Genome annotation includes searching for sequence motifs.

276

image
FIG. 13.4 Some common sequence motifs useful in genome annotation. (a) An open reading frame; (b) a noncoding RNA molecule; (c) transcription factor binding sites.

Because genome annotation is essentially pattern recognition, it begins with the identification of patterns called sequence motifs, telltale sequences of nucleotides that indicate what types of function (or absence of function) may be encoded in a particular region of the genome (Fig. 13.4). Sequence motifs can be found in the DNA itself or in the RNA sequence inferred from the DNA sequence. Once identified, sequence motifs are typically confirmed by experimental methods. One sequence motif we have already encountered in Chapter 3 is a promoter, a sequence where RNA polymerase and associated proteins bind to the DNA to initiate transcription.

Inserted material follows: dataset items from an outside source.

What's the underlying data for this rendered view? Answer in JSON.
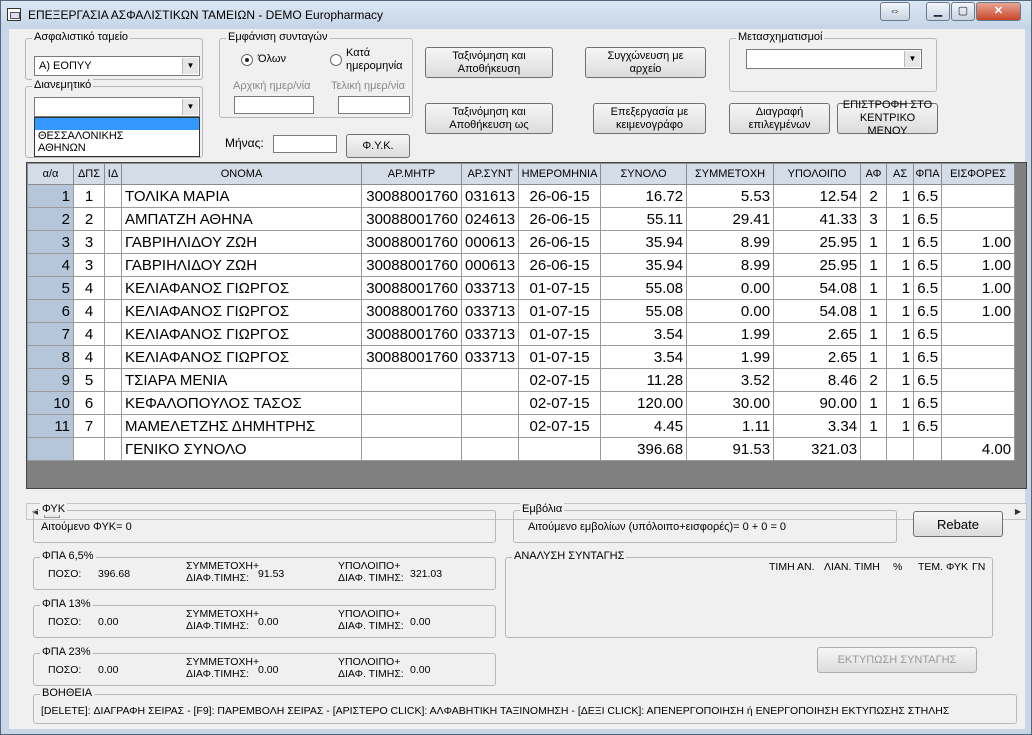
{
  "window": {
    "title": "ΕΠΕΞΕΡΓΑΣΙΑ ΑΣΦΑΛΙΣΤΙΚΩΝ ΤΑΜΕΙΩΝ - DEMO Europharmacy",
    "restore_glyph": "⇔",
    "minimize_glyph": "▁",
    "maximize_glyph": "▢",
    "close_glyph": "✕"
  },
  "fund": {
    "label": "Ασφαλιστικό ταμείο",
    "value": "Α) ΕΟΠΥΥ"
  },
  "distributor": {
    "label": "Διανεμητικό",
    "value": "",
    "options": [
      "",
      "ΘΕΣΣΑΛΟΝΙΚΗΣ",
      "ΑΘΗΝΩΝ"
    ]
  },
  "display": {
    "label": "Εμφάνιση συνταγών",
    "all_label": "Όλων",
    "by_date_label_line1": "Κατά",
    "by_date_label_line2": "ημερομηνία",
    "start_date_label": "Αρχική ημερ/νία",
    "end_date_label": "Τελική ημερ/νία"
  },
  "month": {
    "label": "Μήνας:",
    "value": ""
  },
  "buttons": {
    "fyk": "Φ.Υ.Κ.",
    "sort_save_line1": "Ταξινόμηση και",
    "sort_save_line2": "Αποθήκευση",
    "merge_line1": "Συγχώνευση με",
    "merge_line2": "αρχείο",
    "sort_save_as_line1": "Ταξινόμηση και",
    "sort_save_as_line2": "Αποθήκευση ως",
    "edit_word_line1": "Επεξεργασία με",
    "edit_word_line2": "κειμενογράφο",
    "delete_sel_line1": "Διαγραφή",
    "delete_sel_line2": "επιλεγμένων",
    "back_line1": "ΕΠΙΣΤΡΟΦΗ ΣΤΟ",
    "back_line2": "ΚΕΝΤΡΙΚΟ ΜΕΝΟΥ",
    "rebate": "Rebate",
    "print": "ΕΚΤΥΠΩΣΗ ΣΥΝΤΑΓΗΣ"
  },
  "transforms": {
    "label": "Μετασχηματισμοί",
    "value": ""
  },
  "table": {
    "columns": [
      "α/α",
      "ΔΠΣ",
      "ΙΔ",
      "ΟΝΟΜΑ",
      "ΑΡ.ΜΗΤΡ",
      "ΑΡ.ΣΥΝΤ",
      "ΗΜΕΡΟΜΗΝΙΑ",
      "ΣΥΝΟΛΟ",
      "ΣΥΜΜΕΤΟΧΗ",
      "ΥΠΟΛΟΙΠΟ",
      "ΑΦ",
      "ΑΣ",
      "ΦΠΑ",
      "ΕΙΣΦΟΡΕΣ"
    ],
    "rows": [
      [
        "1",
        "1",
        "",
        "ΤΟΛΙΚΑ ΜΑΡΙΑ",
        "30088001760",
        "031613",
        "26-06-15",
        "16.72",
        "5.53",
        "12.54",
        "2",
        "1",
        "6.5",
        ""
      ],
      [
        "2",
        "2",
        "",
        "ΑΜΠΑΤΖΗ ΑΘΗΝΑ",
        "30088001760",
        "024613",
        "26-06-15",
        "55.11",
        "29.41",
        "41.33",
        "3",
        "1",
        "6.5",
        ""
      ],
      [
        "3",
        "3",
        "",
        "ΓΑΒΡΙΗΛΙΔΟΥ ΖΩΗ",
        "30088001760",
        "000613",
        "26-06-15",
        "35.94",
        "8.99",
        "25.95",
        "1",
        "1",
        "6.5",
        "1.00"
      ],
      [
        "4",
        "3",
        "",
        "ΓΑΒΡΙΗΛΙΔΟΥ ΖΩΗ",
        "30088001760",
        "000613",
        "26-06-15",
        "35.94",
        "8.99",
        "25.95",
        "1",
        "1",
        "6.5",
        "1.00"
      ],
      [
        "5",
        "4",
        "",
        "ΚΕΛΙΑΦΑΝΟΣ ΓΙΩΡΓΟΣ",
        "30088001760",
        "033713",
        "01-07-15",
        "55.08",
        "0.00",
        "54.08",
        "1",
        "1",
        "6.5",
        "1.00"
      ],
      [
        "6",
        "4",
        "",
        "ΚΕΛΙΑΦΑΝΟΣ ΓΙΩΡΓΟΣ",
        "30088001760",
        "033713",
        "01-07-15",
        "55.08",
        "0.00",
        "54.08",
        "1",
        "1",
        "6.5",
        "1.00"
      ],
      [
        "7",
        "4",
        "",
        "ΚΕΛΙΑΦΑΝΟΣ ΓΙΩΡΓΟΣ",
        "30088001760",
        "033713",
        "01-07-15",
        "3.54",
        "1.99",
        "2.65",
        "1",
        "1",
        "6.5",
        ""
      ],
      [
        "8",
        "4",
        "",
        "ΚΕΛΙΑΦΑΝΟΣ ΓΙΩΡΓΟΣ",
        "30088001760",
        "033713",
        "01-07-15",
        "3.54",
        "1.99",
        "2.65",
        "1",
        "1",
        "6.5",
        ""
      ],
      [
        "9",
        "5",
        "",
        "ΤΣΙΑΡΑ ΜΕΝΙΑ",
        "",
        "",
        "02-07-15",
        "11.28",
        "3.52",
        "8.46",
        "2",
        "1",
        "6.5",
        ""
      ],
      [
        "10",
        "6",
        "",
        "ΚΕΦΑΛΟΠΟΥΛΟΣ ΤΑΣΟΣ",
        "",
        "",
        "02-07-15",
        "120.00",
        "30.00",
        "90.00",
        "1",
        "1",
        "6.5",
        ""
      ],
      [
        "11",
        "7",
        "",
        "ΜΑΜΕΛΕΤΖΗΣ ΔΗΜΗΤΡΗΣ",
        "",
        "",
        "02-07-15",
        "4.45",
        "1.11",
        "3.34",
        "1",
        "1",
        "6.5",
        ""
      ]
    ],
    "total": [
      "",
      "",
      "",
      "ΓΕΝΙΚΟ ΣΥΝΟΛΟ",
      "",
      "",
      "",
      "396.68",
      "91.53",
      "321.03",
      "",
      "",
      "",
      "4.00"
    ]
  },
  "fyk": {
    "label": "ΦΥΚ",
    "text": "Αιτούμενο ΦΥΚ=  0"
  },
  "vaccines": {
    "label": "Εμβόλια",
    "text": "Αιτούμενο εμβολίων (υπόλοιπο+εισφορές)=  0 +  0  =  0"
  },
  "vat_groups": [
    {
      "label": "ΦΠΑ 6,5%",
      "poso_label": "ΠΟΣΟ:",
      "poso": "396.68",
      "symm_label1": "ΣΥΜΜΕΤΟΧΗ+",
      "symm_label2": "ΔΙΑΦ.ΤΙΜΗΣ:",
      "symm": "91.53",
      "ypol_label1": "ΥΠΟΛΟΙΠΟ+",
      "ypol_label2": "ΔΙΑΦ. ΤΙΜΗΣ:",
      "ypol": "321.03"
    },
    {
      "label": "ΦΠΑ 13%",
      "poso_label": "ΠΟΣΟ:",
      "poso": "0.00",
      "symm_label1": "ΣΥΜΜΕΤΟΧΗ+",
      "symm_label2": "ΔΙΑΦ.ΤΙΜΗΣ:",
      "symm": "0.00",
      "ypol_label1": "ΥΠΟΛΟΙΠΟ+",
      "ypol_label2": "ΔΙΑΦ. ΤΙΜΗΣ:",
      "ypol": "0.00"
    },
    {
      "label": "ΦΠΑ 23%",
      "poso_label": "ΠΟΣΟ:",
      "poso": "0.00",
      "symm_label1": "ΣΥΜΜΕΤΟΧΗ+",
      "symm_label2": "ΔΙΑΦ.ΤΙΜΗΣ:",
      "symm": "0.00",
      "ypol_label1": "ΥΠΟΛΟΙΠΟ+",
      "ypol_label2": "ΔΙΑΦ. ΤΙΜΗΣ:",
      "ypol": "0.00"
    }
  ],
  "analysis": {
    "label": "ΑΝΑΛΥΣΗ ΣΥΝΤΑΓΗΣ",
    "columns": [
      "ΤΙΜΗ ΑΝ.",
      "ΛΙΑΝ. ΤΙΜΗ",
      "%",
      "ΤΕΜ. ΦΥΚ",
      "ΓΝ"
    ]
  },
  "help": {
    "label": "ΒΟΗΘΕΙΑ",
    "text": "[DELETE]: ΔΙΑΓΡΑΦΗ ΣΕΙΡΑΣ - [F9]: ΠΑΡΕΜΒΟΛΗ ΣΕΙΡΑΣ - [ΑΡΙΣΤΕΡΟ CLICK]: ΑΛΦΑΒΗΤΙΚΗ ΤΑΞΙΝΟΜΗΣΗ - [ΔΕΞΙ CLICK]: ΑΠΕΝΕΡΓΟΠΟΙΗΣΗ ή ΕΝΕΡΓΟΠΟΙΗΣΗ ΕΚΤΥΠΩΣΗΣ ΣΤΗΛΗΣ"
  },
  "scroll": {
    "left_glyph": "◀",
    "right_glyph": "▶"
  }
}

Another example of a sequence motif is an open reading frame (ORF) (Fig. 13.4a). The motif for an open reading frame is a long string of nucleotides that, if transcribed and processed into messenger RNA, would result in a set of codons for amino acids that does not contain a stop codon. The presence of an ORF motif by itself is enough to annotate the DNA segment as potentially protein coding. The qualifier “potentially” is necessary because ORFs identified in a DNA sequence do not necessarily code for protein. For this reason they are often called putative ORFs. A region containing a putative ORF may exist merely by chance (even a random sequence of nucleotides will contain ORFs averaging 21 codons in length); or a putative ORF may not be transcribed; or if a putative ORF is transcribed, it might be in a noncoding RNA or an intron of a protein-coding RNA. In the next section, we discuss how the analysis of messenger RNA sequences can determine whether a putative ORF is an actual ORF in DNA coding for protein.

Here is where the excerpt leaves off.